Further, the first hash value and the flag bit are saved by adopting an additional new file.
In addition, according to the method for rapidly checking consistency of the distributed storage multiple copies, the invention also provides a storage structure, wherein the storage structure adopts a processing architecture of a control host and a storage host.
The control host is built with a virtual disk and is used for managing the life cycle of the virtual disk and completing the functions of receiving, caching and forwarding data;
the storage host consists of a plurality of storage media and is used for storing redundant data; in the distributed storage system, the storage resources are abstracted into a plurality of storage components at the final storage place of the data, and each component consists of a large-scale sparse file chain.
The storage structure stores a computer program, and the computer program realizes the steps of the method for rapidly checking consistency of distributed storage multiple copies when being executed by a control host.
In summary, the present invention discloses a method and a storage structure for rapidly checking consistency of multiple copies in distributed storage, which adopts a processing architecture of a control host and a storage host, and includes: uniformly dividing a stored file into a plurality of data segments in advance, wherein each data segment is provided with a first hash value which corresponds to the data segment independently, and a flag bit for indicating whether the corresponding first hash value is expired or not; when a write request is received, calculating a corresponding zone bit according to the offset and the length of the write request, and setting the zone bit to be overdue; and screening out expired zone bits, and calculating a second hash value of the whole file according to the first hash value of each data segment after updating the first hash value corresponding to the zone bits.
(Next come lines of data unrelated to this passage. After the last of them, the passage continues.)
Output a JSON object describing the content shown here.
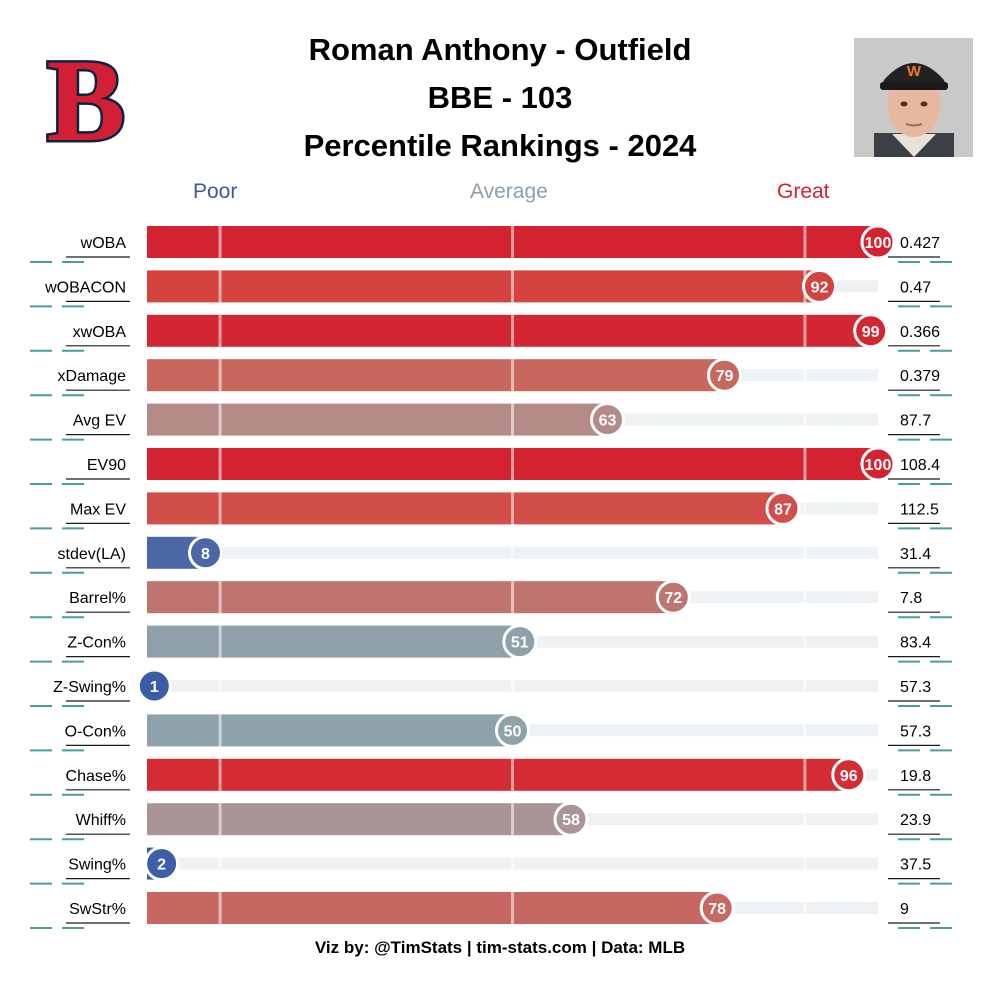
{
  "header": {
    "title_lines": [
      "Roman Anthony - Outfield",
      "BBE - 103",
      "Percentile Rankings - 2024"
    ],
    "logo_icon": "red-sox-b-logo-icon",
    "photo_icon": "player-headshot-icon"
  },
  "scale": {
    "poor": "Poor",
    "average": "Average",
    "great": "Great",
    "poor_color": "#3d5a98",
    "average_color": "#8fa0ad",
    "great_color": "#d42330"
  },
  "footer": {
    "text": "Viz by: @TimStats | tim-stats.com | Data: MLB"
  },
  "chart_data": {
    "type": "bar",
    "orientation": "horizontal",
    "title": "Roman Anthony - Outfield",
    "subtitle": "BBE - 103 | Percentile Rankings - 2024",
    "xlim": [
      0,
      100
    ],
    "categories": [
      "wOBA",
      "wOBACON",
      "xwOBA",
      "xDamage",
      "Avg EV",
      "EV90",
      "Max EV",
      "stdev(LA)",
      "Barrel%",
      "Z-Con%",
      "Z-Swing%",
      "O-Con%",
      "Chase%",
      "Whiff%",
      "Swing%",
      "SwStr%"
    ],
    "series": [
      {
        "values": [
          100,
          92,
          99,
          79,
          63,
          100,
          87,
          8,
          72,
          51,
          1,
          50,
          96,
          58,
          2,
          78
        ]
      }
    ],
    "stat_values": [
      "0.427",
      "0.47",
      "0.366",
      "0.379",
      "87.7",
      "108.4",
      "112.5",
      "31.4",
      "7.8",
      "83.4",
      "57.3",
      "57.3",
      "19.8",
      "23.9",
      "37.5",
      "9"
    ],
    "bar_colors": [
      "#d42330",
      "#d5433f",
      "#d42632",
      "#c8675e",
      "#b48b87",
      "#d42330",
      "#d14e49",
      "#4c67a6",
      "#c07470",
      "#8fa0ab",
      "#3b5ca6",
      "#8ea2ab",
      "#d42b35",
      "#aa9596",
      "#3d5ea8",
      "#c66861"
    ],
    "reference_lines": [
      10,
      50,
      90
    ]
  }
}
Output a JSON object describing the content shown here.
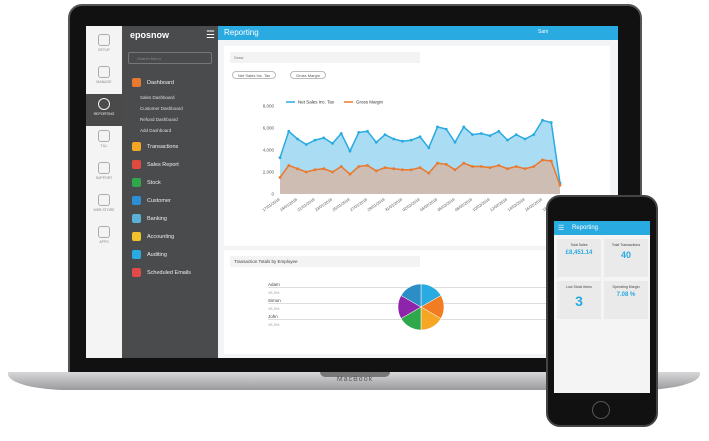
{
  "device": {
    "laptop_brand": "MacBook"
  },
  "rail": [
    {
      "label": "SETUP"
    },
    {
      "label": "MANAGE"
    },
    {
      "label": "REPORTING",
      "active": true
    },
    {
      "label": "TILL"
    },
    {
      "label": "SUPPORT"
    },
    {
      "label": "WEB STORE"
    },
    {
      "label": "APPS"
    }
  ],
  "menu": {
    "logo": "eposnow",
    "search_placeholder": "Search Menu",
    "items": [
      {
        "label": "Dashboard",
        "color": "#e8792e"
      },
      {
        "label": "Transactions",
        "color": "#f5a623"
      },
      {
        "label": "Sales Report",
        "color": "#e04a3f"
      },
      {
        "label": "Stock",
        "color": "#2ea84a"
      },
      {
        "label": "Customer",
        "color": "#2c8fd6"
      },
      {
        "label": "Banking",
        "color": "#5ab0d6"
      },
      {
        "label": "Accounting",
        "color": "#f2c12e"
      },
      {
        "label": "Auditing",
        "color": "#29aae1"
      },
      {
        "label": "Scheduled Emails",
        "color": "#e04a4a"
      }
    ],
    "subitems": [
      "Sales Dashboard",
      "Customer Dashboard",
      "Refund Dashboard",
      "Add Dashboard"
    ]
  },
  "header": {
    "title": "Reporting",
    "user": "Sam"
  },
  "card1": {
    "select": "Draw",
    "chips": [
      "Net Sales Inc. Tax",
      "Gross Margin"
    ]
  },
  "chart_data": {
    "type": "area",
    "ylim": [
      0,
      8000
    ],
    "yticks": [
      0,
      2000,
      4000,
      6000,
      8000
    ],
    "ytick_labels": [
      "0",
      "2,000",
      "4,000",
      "6,000",
      "8,000"
    ],
    "legend_placement": "top-left",
    "x": [
      "17/01/2018",
      "18/01/2018",
      "19/01/2018",
      "20/01/2018",
      "21/01/2018",
      "22/01/2018",
      "23/01/2018",
      "24/01/2018",
      "25/01/2018",
      "26/01/2018",
      "27/01/2018",
      "28/01/2018",
      "29/01/2018",
      "30/01/2018",
      "31/01/2018",
      "01/02/2018",
      "02/02/2018",
      "03/02/2018",
      "04/02/2018",
      "05/02/2018",
      "06/02/2018",
      "07/02/2018",
      "08/02/2018",
      "09/02/2018",
      "10/02/2018",
      "11/02/2018",
      "12/02/2018",
      "13/02/2018",
      "14/02/2018",
      "15/02/2018",
      "16/02/2018",
      "17/02/2018",
      "18/02/2018"
    ],
    "series": [
      {
        "name": "Net Sales Inc. Tax",
        "color": "#29aae1",
        "fill": "#aadcf3",
        "values": [
          3300,
          5700,
          5000,
          4500,
          4900,
          5100,
          4600,
          5500,
          3900,
          5600,
          5700,
          4700,
          5400,
          5000,
          4800,
          4900,
          5200,
          4200,
          6100,
          5900,
          4700,
          6100,
          5400,
          5500,
          5300,
          5700,
          4900,
          5400,
          5000,
          5400,
          6700,
          6500,
          1000
        ]
      },
      {
        "name": "Gross Margin",
        "color": "#e8792e",
        "fill": "#cdbdb2",
        "values": [
          1500,
          2600,
          2300,
          2000,
          2200,
          2300,
          2000,
          2500,
          1800,
          2500,
          2600,
          2100,
          2400,
          2300,
          2200,
          2200,
          2400,
          1900,
          2800,
          2700,
          2200,
          2800,
          2500,
          2500,
          2400,
          2600,
          2300,
          2500,
          2300,
          2500,
          3100,
          3000,
          800
        ]
      }
    ]
  },
  "card2": {
    "select": "Transaction Totals by Employee",
    "employees": [
      {
        "name": "Adam",
        "pct": "15.3%"
      },
      {
        "name": "Simon",
        "pct": "15.3%"
      },
      {
        "name": "John",
        "pct": "15.3%"
      }
    ],
    "pie_colors": [
      "#29aae1",
      "#f37b22",
      "#f5a623",
      "#2ea84a",
      "#8e24aa",
      "#2b8fc6"
    ]
  },
  "phone": {
    "title": "Reporting",
    "tiles": [
      {
        "label": "Total Sales",
        "value": "£8,451.14"
      },
      {
        "label": "Total Transactions",
        "value": "40"
      },
      {
        "label": "Low Stock Items",
        "value": "3"
      },
      {
        "label": "Operating Margin",
        "value": "7.08 %"
      }
    ]
  }
}
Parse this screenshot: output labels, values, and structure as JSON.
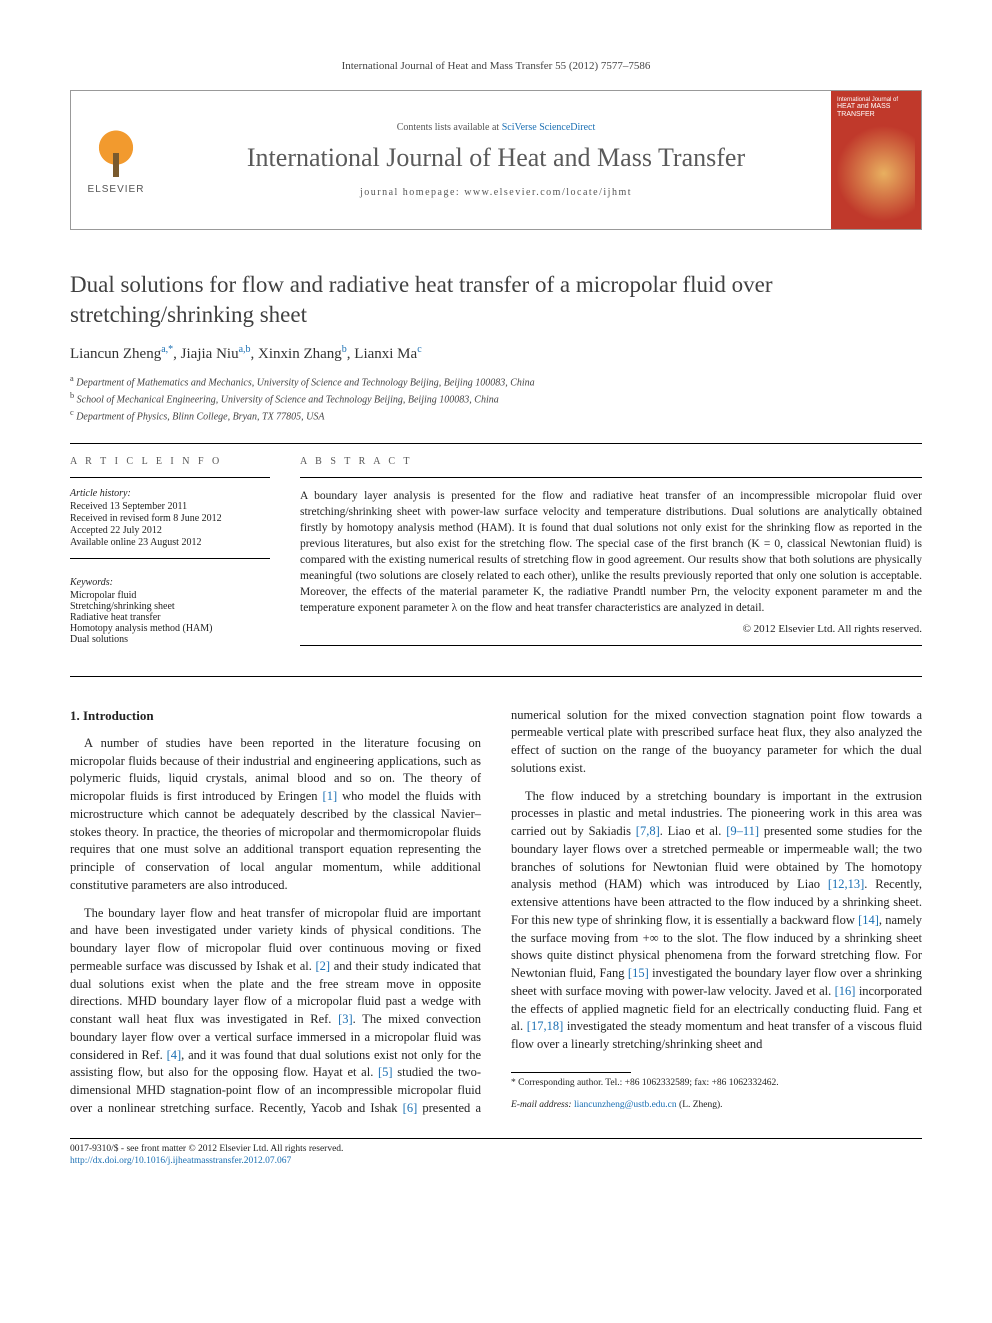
{
  "journal_ref": "International Journal of Heat and Mass Transfer 55 (2012) 7577–7586",
  "header": {
    "elsevier": "ELSEVIER",
    "contents_prefix": "Contents lists available at ",
    "contents_link": "SciVerse ScienceDirect",
    "journal_title": "International Journal of Heat and Mass Transfer",
    "homepage_prefix": "journal homepage: ",
    "homepage_url": "www.elsevier.com/locate/ijhmt",
    "cover_label": "International Journal of",
    "cover_title": "HEAT and MASS TRANSFER"
  },
  "title": "Dual solutions for flow and radiative heat transfer of a micropolar fluid over stretching/shrinking sheet",
  "authors": [
    {
      "name": "Liancun Zheng",
      "sup": "a,",
      "star": "*"
    },
    {
      "name": "Jiajia Niu",
      "sup": "a,b"
    },
    {
      "name": "Xinxin Zhang",
      "sup": "b"
    },
    {
      "name": "Lianxi Ma",
      "sup": "c"
    }
  ],
  "affiliations": [
    {
      "sup": "a",
      "text": "Department of Mathematics and Mechanics, University of Science and Technology Beijing, Beijing 100083, China"
    },
    {
      "sup": "b",
      "text": "School of Mechanical Engineering, University of Science and Technology Beijing, Beijing 100083, China"
    },
    {
      "sup": "c",
      "text": "Department of Physics, Blinn College, Bryan, TX 77805, USA"
    }
  ],
  "article_info_heading": "A R T I C L E   I N F O",
  "abstract_heading": "A B S T R A C T",
  "history": {
    "head": "Article history:",
    "lines": [
      "Received 13 September 2011",
      "Received in revised form 8 June 2012",
      "Accepted 22 July 2012",
      "Available online 23 August 2012"
    ]
  },
  "keywords": {
    "head": "Keywords:",
    "items": [
      "Micropolar fluid",
      "Stretching/shrinking sheet",
      "Radiative heat transfer",
      "Homotopy analysis method (HAM)",
      "Dual solutions"
    ]
  },
  "abstract": "A boundary layer analysis is presented for the flow and radiative heat transfer of an incompressible micropolar fluid over stretching/shrinking sheet with power-law surface velocity and temperature distributions. Dual solutions are analytically obtained firstly by homotopy analysis method (HAM). It is found that dual solutions not only exist for the shrinking flow as reported in the previous literatures, but also exist for the stretching flow. The special case of the first branch (K = 0, classical Newtonian fluid) is compared with the existing numerical results of stretching flow in good agreement. Our results show that both solutions are physically meaningful (two solutions are closely related to each other), unlike the results previously reported that only one solution is acceptable. Moreover, the effects of the material parameter K, the radiative Prandtl number Prn, the velocity exponent parameter m and the temperature exponent parameter λ on the flow and heat transfer characteristics are analyzed in detail.",
  "copyright": "© 2012 Elsevier Ltd. All rights reserved.",
  "section1_heading": "1. Introduction",
  "para1": "A number of studies have been reported in the literature focusing on micropolar fluids because of their industrial and engineering applications, such as polymeric fluids, liquid crystals, animal blood and so on. The theory of micropolar fluids is first introduced by Eringen [1] who model the fluids with microstructure which cannot be adequately described by the classical Navier–stokes theory. In practice, the theories of micropolar and thermomicropolar fluids requires that one must solve an additional transport equation representing the principle of conservation of local angular momentum, while additional constitutive parameters are also introduced.",
  "para2": "The boundary layer flow and heat transfer of micropolar fluid are important and have been investigated under variety kinds of physical conditions. The boundary layer flow of micropolar fluid over continuous moving or fixed permeable surface was discussed by Ishak et al. [2] and their study indicated that dual solutions exist when the plate and the free stream move in opposite directions. MHD boundary layer flow of a micropolar fluid past a wedge with constant wall heat flux was investigated in Ref. [3]. The mixed convection boundary layer flow over a vertical surface immersed in a micropolar fluid was considered in Ref. [4], and it was found that dual solutions exist not only for the assisting flow, but also for",
  "para3": "the opposing flow. Hayat et al. [5] studied the two-dimensional MHD stagnation-point flow of an incompressible micropolar fluid over a nonlinear stretching surface. Recently, Yacob and Ishak [6] presented a numerical solution for the mixed convection stagnation point flow towards a permeable vertical plate with prescribed surface heat flux, they also analyzed the effect of suction on the range of the buoyancy parameter for which the dual solutions exist.",
  "para4": "The flow induced by a stretching boundary is important in the extrusion processes in plastic and metal industries. The pioneering work in this area was carried out by Sakiadis [7,8]. Liao et al. [9–11] presented some studies for the boundary layer flows over a stretched permeable or impermeable wall; the two branches of solutions for Newtonian fluid were obtained by The homotopy analysis method (HAM) which was introduced by Liao [12,13]. Recently, extensive attentions have been attracted to the flow induced by a shrinking sheet. For this new type of shrinking flow, it is essentially a backward flow [14], namely the surface moving from +∞ to the slot. The flow induced by a shrinking sheet shows quite distinct physical phenomena from the forward stretching flow. For Newtonian fluid, Fang [15] investigated the boundary layer flow over a shrinking sheet with surface moving with power-law velocity. Javed et al. [16] incorporated the effects of applied magnetic field for an electrically conducting fluid. Fang et al. [17,18] investigated the steady momentum and heat transfer of a viscous fluid flow over a linearly stretching/shrinking sheet and",
  "footnote": {
    "corr": "* Corresponding author. Tel.: +86 1062332589; fax: +86 1062332462.",
    "email_label": "E-mail address:",
    "email": "liancunzheng@ustb.edu.cn",
    "email_tail": " (L. Zheng)."
  },
  "bottom": {
    "issn": "0017-9310/$ - see front matter © 2012 Elsevier Ltd. All rights reserved.",
    "doi": "http://dx.doi.org/10.1016/j.ijheatmasstransfer.2012.07.067"
  },
  "refs": {
    "r1": "[1]",
    "r2": "[2]",
    "r3": "[3]",
    "r4": "[4]",
    "r5": "[5]",
    "r6": "[6]",
    "r78": "[7,8]",
    "r911": "[9–11]",
    "r1213": "[12,13]",
    "r14": "[14]",
    "r15": "[15]",
    "r16": "[16]",
    "r1718": "[17,18]"
  }
}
The invention provides a method for rapidly checking consistency of distributed storage multiple copies and a storage structure, wherein a large file is divided into a plurality of data segments, the hash value of the file is calculated by the data segments, and the hash value of the whole file is calculated by the hash value of each data segment; by the method, the hash value of the corresponding data segment is updated only by recording which data segments are modified, so that the data of the whole file is prevented from being read when the consistency is checked, the consistency checking speed is greatly improved, and the consumption of the bandwidth of the storage host is reduced; and the hash value is calculated by the data segment, so that concurrent calculation can be realized more easily when the system is idle, and the data verification speed is greatly accelerated.
It is to be understood that the invention is not limited to the examples described above, but that modifications and variations may be effected thereto by those of ordinary skill in the art in light of the foregoing description, and that all such modifications and variations are intended to be within the scope of the invention as defined by the appended claims.